Unternehmen veröffentlicht gutes Quartalsergebnis
eBay steigt in ersten Handelsminuten um knapp zwölf Prozent

Das Online-Auktionshaus legte direkt zu Beginn des Handels stark zu. Analysten sehen die Zukunft weiter positiv.

Reuters PALO ALTO. Der amerikanische Online-Auktionator eBay ist am Freitag furios in den Handel gestartet. Die Aktie stieg im frühen Geschäft um knapp zwölf Prozent auf 63-13/16 Dollar. Am Vortag hatte das Papier bei 57-3/16 Dollar geschlossen. Das Unternehmen hatte am Donnerstag nach Börsenschluss unerwartet gute Zahlen für das dritte Quartal 2000 bekannt gegeben.
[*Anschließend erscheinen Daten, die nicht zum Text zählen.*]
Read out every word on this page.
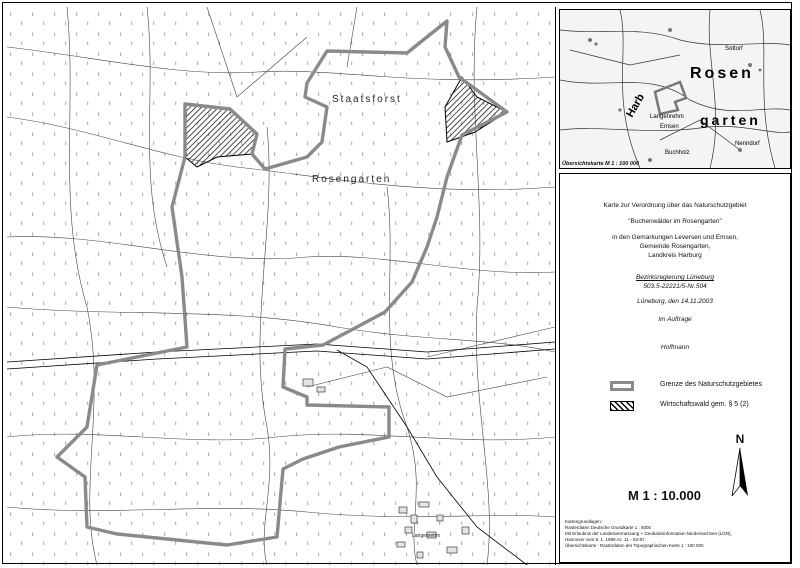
Staatsforst
Rosengarten
Langenrehm
Rosen
garten
Harb
Sottorf
Nenndorf
Emsen
Langenrehm
Buchholz
Übersichtskarte M 1 : 100 000
Karte zur Verordnung über das Naturschutzgebiet
"Buchenwälder im Rosengarten"
in den Gemarkungen Leversen und Emsen,
Gemeinde Rosengarten,
Landkreis Harburg
Bezirksregierung Lüneburg
503.5-22221/5-Nr.504
Lüneburg, den 14.11.2003
Im Auftrage
Hoffmann
Grenze des Naturschutzgebietes
Wirtschaftswald gem. § 5 (2)
N
M 1 : 10.000
Kartengrundlagen:
Rasterdaten Deutsche Grundkarte 1 : 5000
Mit Erlaubnis der Landesvermessung + Geobasisinformation Niedersachsen (LGN),
Hannover vom 8. 1. 1999 Az. 11 - 53-97.
Übersichtskarte : Rasterdaten der Topographischen Karte 1 : 100 000
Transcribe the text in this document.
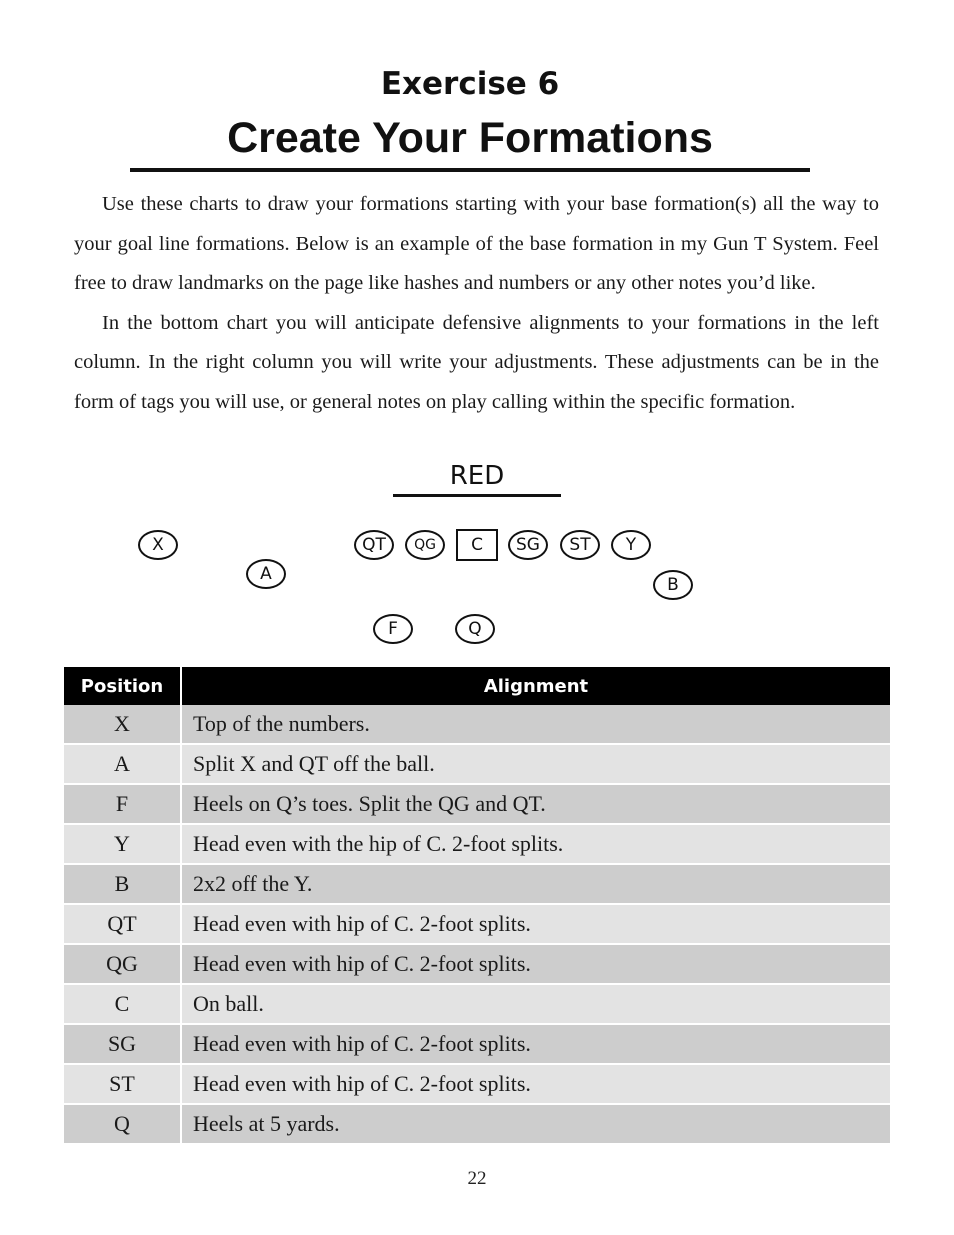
Exercise 6
Create Your Formations

Use these charts to draw your formations starting with your base formation(s) all the way to your goal line formations. Below is an example of the base formation in my Gun T System. Feel free to draw landmarks on the page like hashes and numbers or any other notes you’d like.

In the bottom chart you will anticipate defensive alignments to your formations in the left column. In the right column you will write your adjustments. These adjustments can be in the form of tags you will use, or general notes on play calling within the specific formation.

RED
X
A
QT	QG	C	SG	ST	Y
B
F	Q
Position	Alignment
X	Top of the numbers.
A	Split X and QT off the ball.
F	Heels on Q’s toes. Split the QG and QT.
Y	Head even with the hip of C. 2-foot splits.
B	2x2 off the Y.
QT	Head even with hip of C. 2-foot splits.
QG	Head even with hip of C. 2-foot splits.
C	On ball.
SG	Head even with hip of C. 2-foot splits.
ST	Head even with hip of C. 2-foot splits.
Q	Heels at 5 yards.
22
Das Ergebnis vor Sonderposten stieg nach Angaben von eBay im Vergleich zum Vorjahreszeitraum auf plus 19,1 Millionen von plus drei Millionen Dollar. Je Aktie ergebe sich damit ein Anstieg auf 0,07 von 0,01 Dollar. Experten hatten lediglich mit einem Überschuss von 0,04 Dollar gerechnet.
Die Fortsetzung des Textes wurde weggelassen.